Leo, it’s a matter of refinancing, either with the same bank, or a different bank, depending on how you want to structure it, and who offers you the best deal.
Even if you have an LOC as you mentioned, it is at a set level when you set it up. To access more equity, you still have to go to the bank to refinance, and increase the limits.
Also, you’ll find that most banks have a level that they’ll lend to before they get uncomfortable. You might want to have a couple of different banks on the go, so your options are better.
Thanks again Terry and Lazyboy, i think i get the picture and i like it []. I just have to work out the best way to keep the LOC on the PPOR seperate from the other loans. I know i will save interest if i put all my money in there, but then doesnt it becoming an accounting nightmare as mentioned above?
Try looking at the LOC from St George and Gateway Credit Union. You can split the LOC into separate accounts. The first account for the PPOR, then all other accounts for investments. The ATO prefers it this way. You throw all income including rent into the first account and pay interest only (if you like) on the other accounts.

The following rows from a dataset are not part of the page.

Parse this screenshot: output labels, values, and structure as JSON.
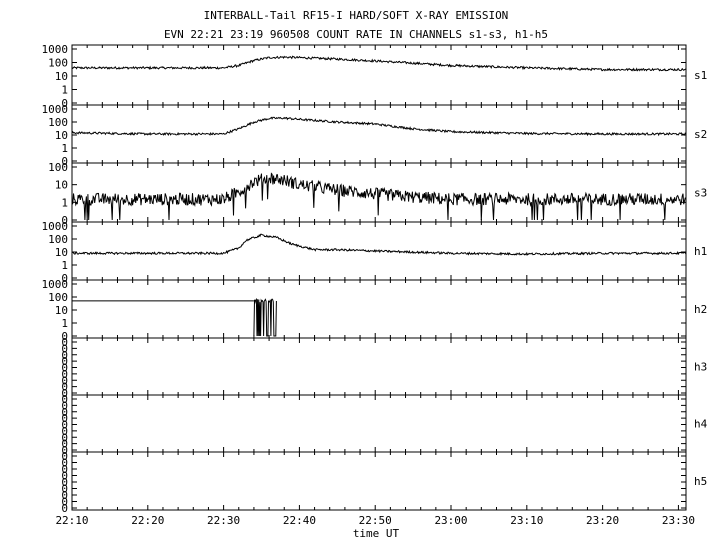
{
  "title_line1": "INTERBALL-Tail RF15-I HARD/SOFT X-RAY EMISSION",
  "title_line2": "EVN 22:21 23:19 960508  COUNT RATE IN CHANNELS s1-s3, h1-h5",
  "chart_data": {
    "type": "line",
    "xlabel": "time UT",
    "x_ticks": [
      "22:10",
      "22:20",
      "22:30",
      "22:40",
      "22:50",
      "23:00",
      "23:10",
      "23:20",
      "23:30"
    ],
    "x_range": [
      "22:10",
      "23:31"
    ],
    "y_scale": "log",
    "grid": false,
    "panels": [
      {
        "name": "s1",
        "y_ticks": [
          "1000",
          "100",
          "10",
          "1",
          "0"
        ],
        "ylim": [
          0.1,
          1000
        ],
        "series": {
          "x": [
            "22:10",
            "22:20",
            "22:30",
            "22:32",
            "22:34",
            "22:36",
            "22:38",
            "22:40",
            "22:45",
            "22:50",
            "22:55",
            "23:00",
            "23:10",
            "23:20",
            "23:31"
          ],
          "y": [
            40,
            40,
            40,
            60,
            140,
            230,
            250,
            230,
            180,
            130,
            90,
            60,
            40,
            30,
            30
          ]
        }
      },
      {
        "name": "s2",
        "y_ticks": [
          "1000",
          "100",
          "10",
          "1",
          "0"
        ],
        "ylim": [
          0.1,
          1000
        ],
        "series": {
          "x": [
            "22:10",
            "22:20",
            "22:30",
            "22:32",
            "22:34",
            "22:36",
            "22:38",
            "22:40",
            "22:45",
            "22:50",
            "22:55",
            "23:00",
            "23:10",
            "23:20",
            "23:31"
          ],
          "y": [
            15,
            12,
            12,
            30,
            100,
            190,
            200,
            160,
            100,
            70,
            30,
            18,
            13,
            12,
            12
          ]
        }
      },
      {
        "name": "s3",
        "y_ticks": [
          "100",
          "10",
          "1",
          "0"
        ],
        "ylim": [
          0.1,
          100
        ],
        "series": {
          "x": [
            "22:10",
            "22:20",
            "22:30",
            "22:32",
            "22:34",
            "22:36",
            "22:38",
            "22:40",
            "22:45",
            "22:50",
            "22:55",
            "23:00",
            "23:10",
            "23:20",
            "23:31"
          ],
          "y": [
            1.5,
            1.5,
            1.5,
            4,
            15,
            25,
            18,
            10,
            5,
            3,
            2,
            1.5,
            1.5,
            1.5,
            1.5
          ]
        }
      },
      {
        "name": "h1",
        "y_ticks": [
          "1000",
          "100",
          "10",
          "1",
          "0"
        ],
        "ylim": [
          0.1,
          1000
        ],
        "series": {
          "x": [
            "22:10",
            "22:20",
            "22:30",
            "22:32",
            "22:33",
            "22:35",
            "22:37",
            "22:39",
            "22:42",
            "22:45",
            "22:50",
            "23:00",
            "23:10",
            "23:20",
            "23:31"
          ],
          "y": [
            8,
            8,
            8,
            20,
            80,
            200,
            130,
            40,
            15,
            15,
            12,
            8,
            7,
            8,
            8
          ]
        }
      },
      {
        "name": "h2",
        "y_ticks": [
          "1000",
          "100",
          "10",
          "1",
          "0"
        ],
        "ylim": [
          0.1,
          1000
        ],
        "series": {
          "x": [
            "22:10",
            "22:34"
          ],
          "y": [
            50,
            50
          ]
        },
        "burst_x": [
          "22:34",
          "22:37"
        ]
      },
      {
        "name": "h3",
        "y_ticks": [
          "0",
          "0",
          "0",
          "0",
          "0",
          "0",
          "0",
          "0",
          "0"
        ],
        "series": null
      },
      {
        "name": "h4",
        "y_ticks": [
          "0",
          "0",
          "0",
          "0",
          "0",
          "0",
          "0",
          "0",
          "0"
        ],
        "series": null
      },
      {
        "name": "h5",
        "y_ticks": [
          "0",
          "0",
          "0",
          "0",
          "0",
          "0",
          "0",
          "0",
          "0"
        ],
        "series": null
      }
    ]
  }
}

i use the loan that margaret lomas talks about, i actually had destiny financial solutions set it up for me. i find it very useful. and even flexible.
we have a st george portfolio loan, which allows up to 10 sub accounts. the first account is for my PPOR, where all our pays and rents go into, and where we pay our interest on other loans from. the second account is specifically for our IP’s and the third for shares.
because all the accounts are seperate it is very easy to see what interest is deductible and what is not.
as we pay down our PPOR we reduce our credit limit on the first account and move it across to our IP account. this means we can redraw that money when we need to and make a deposit on an IP. when we buy our next IP we are going to revalue all the properties and have our loan limit increased, therefore increasing the amount we can redraw… and away we go.
i like it. it may not be for some ppl, but it works for us. i guess thats the way it is with everything… each to their own.
I too had just read Margaret Lomas’ books and it was a great enlightenment for someone like myself. I had just acquired Steve McKnight’s book and is reading through that as well.
I like to know whether the Tax Office has problems with Margaret’s concepts ie.
(1) A Account #1 for personal home loan.
(2) A Account #2 for investment loan.
The rental investments goes to Account #1 to reduce personal loan. But use Account #1 to pay interest on Account #2, such that the loan amount in Account #2 doesn’t increase.
My question is, will the tax office have problems with using the rents from an investment property to repay your own personal home loan? OR does the Tax Office don’t care how you spend the income, so long that you can’t artifically increase the loan on Account #2.